Opinion

A Built-In Education

If we could make our organizations' infrastructures more secure in the center, imagine what this would mean to our ability to mitigate threats and reduce risk

By Bob Bragdon, Publisher, CSO

September 01, 2006 — CSO — You probably have heard the adage that businesses are like candy bars: hard and crunchy on the outside, soft and chewy in the center. This refers to the reality of security in most organizations. We defend our perimeters but, once past those defenses, it's easy to get around and find what you want on the inside. If we could make our organizations' infrastructures more secure in the center, imagine what this would mean to our ability to mitigate threats and reduce risk.

Educating an organization's employees on good security practices is arguably one of the most effective ways to secure our enterprises and our nation's critical infrastructure. While this has always been one of the most effective ways to prevent workers from doing "bad" things, even inadvertently, our recent research (CSO SecuritySensor 10, February 2006) suggests that CSOs are beginning to rely more on technology to counter the bad actions of trusted users. But even as technology to combat these threats improves, one has to wonder just how much more successful our efforts would be if we paired such tools with a workforce schooled in good security practices.

For too long this area has been ignored. It wasn't long ago that we received a textbook about application development in the offices of CSO. A quick search found not only that security was not a major tenet of the book, it was not even mentioned. At the time, I recall us asking ourselves, "If we aren't educating the troops on the front lines, what are we doing with students of business and engineering?" I'm afraid that the answer then was, and remains today: "Not very much."
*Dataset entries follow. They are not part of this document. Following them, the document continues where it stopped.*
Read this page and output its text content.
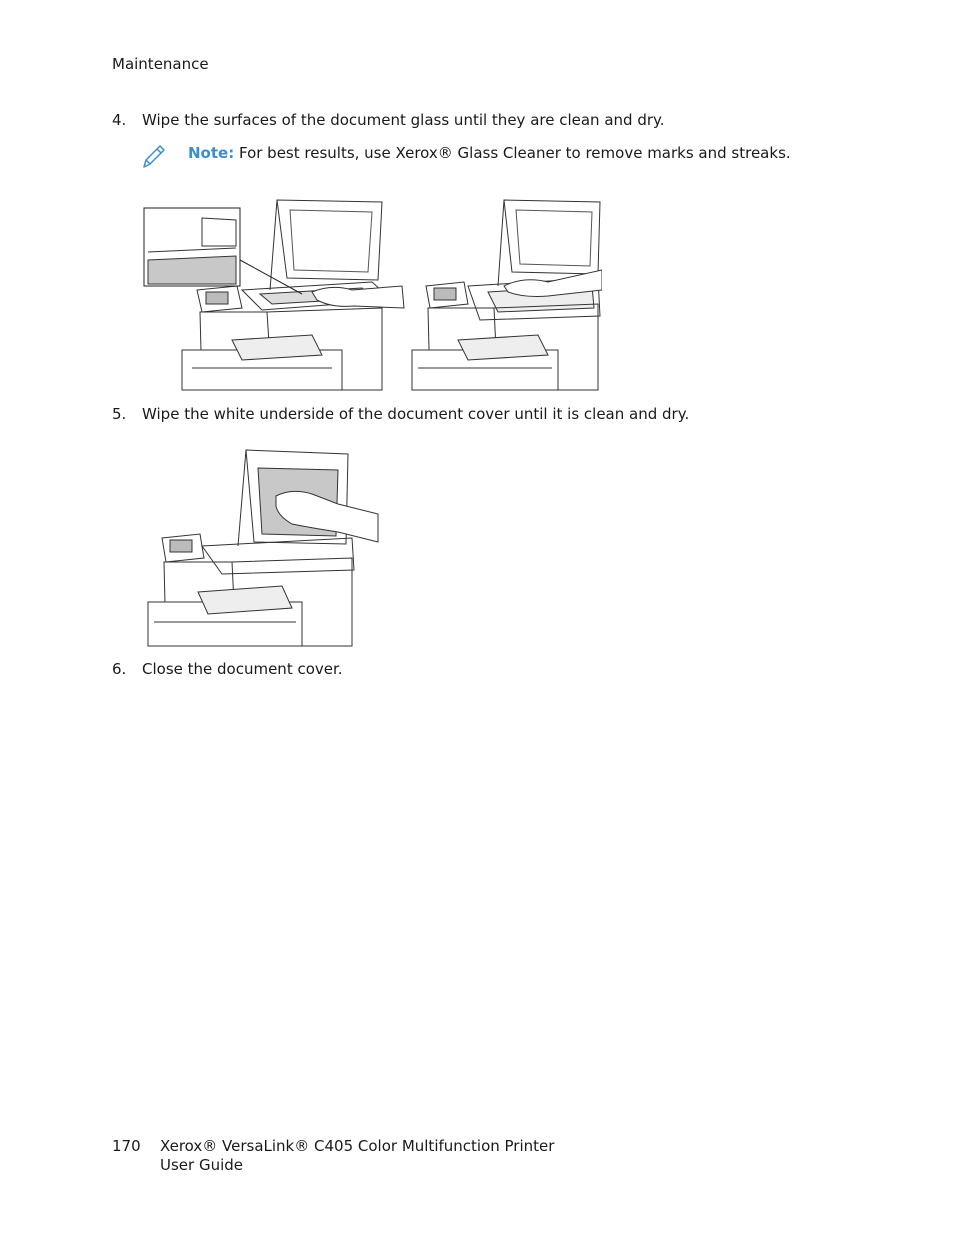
Maintenance
4.	Wipe the surfaces of the document glass until they are clean and dry.
Note: For best results, use Xerox® Glass Cleaner to remove marks and streaks.
5.	Wipe the white underside of the document cover until it is clean and dry.
6.	Close the document cover.
170 Xerox® VersaLink® C405 Color Multifunction Printer
User Guide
The good new is that there are some initiatives out there to address this problem, and they are looking beyond the walls of the office and focusing on educating tomorrow's workforce at the university level. One such initiative is being carried out by the Team for Research in Ubiquitous Secure Technology, or Trust, one of two science and technology centers the National Science Foundation established in 2005. Trust, comprising University of California at Berkeley, Carnegie Mellon University, Cornell University, Mills College, San Jose State University, Smith College, Stanford University and Vanderbilt University, is partnering with IT security leaders from McAfee, Greater Bay Bank, Silicon Valley Bank, Xilinx, Sun Microsystems, Visa USA, General Electric and Oracle to develop a computer security curriculum that can be used at colleges and universities across the country. The goal is to teach this curriculum to university business and technology students preparing to enter the workplace.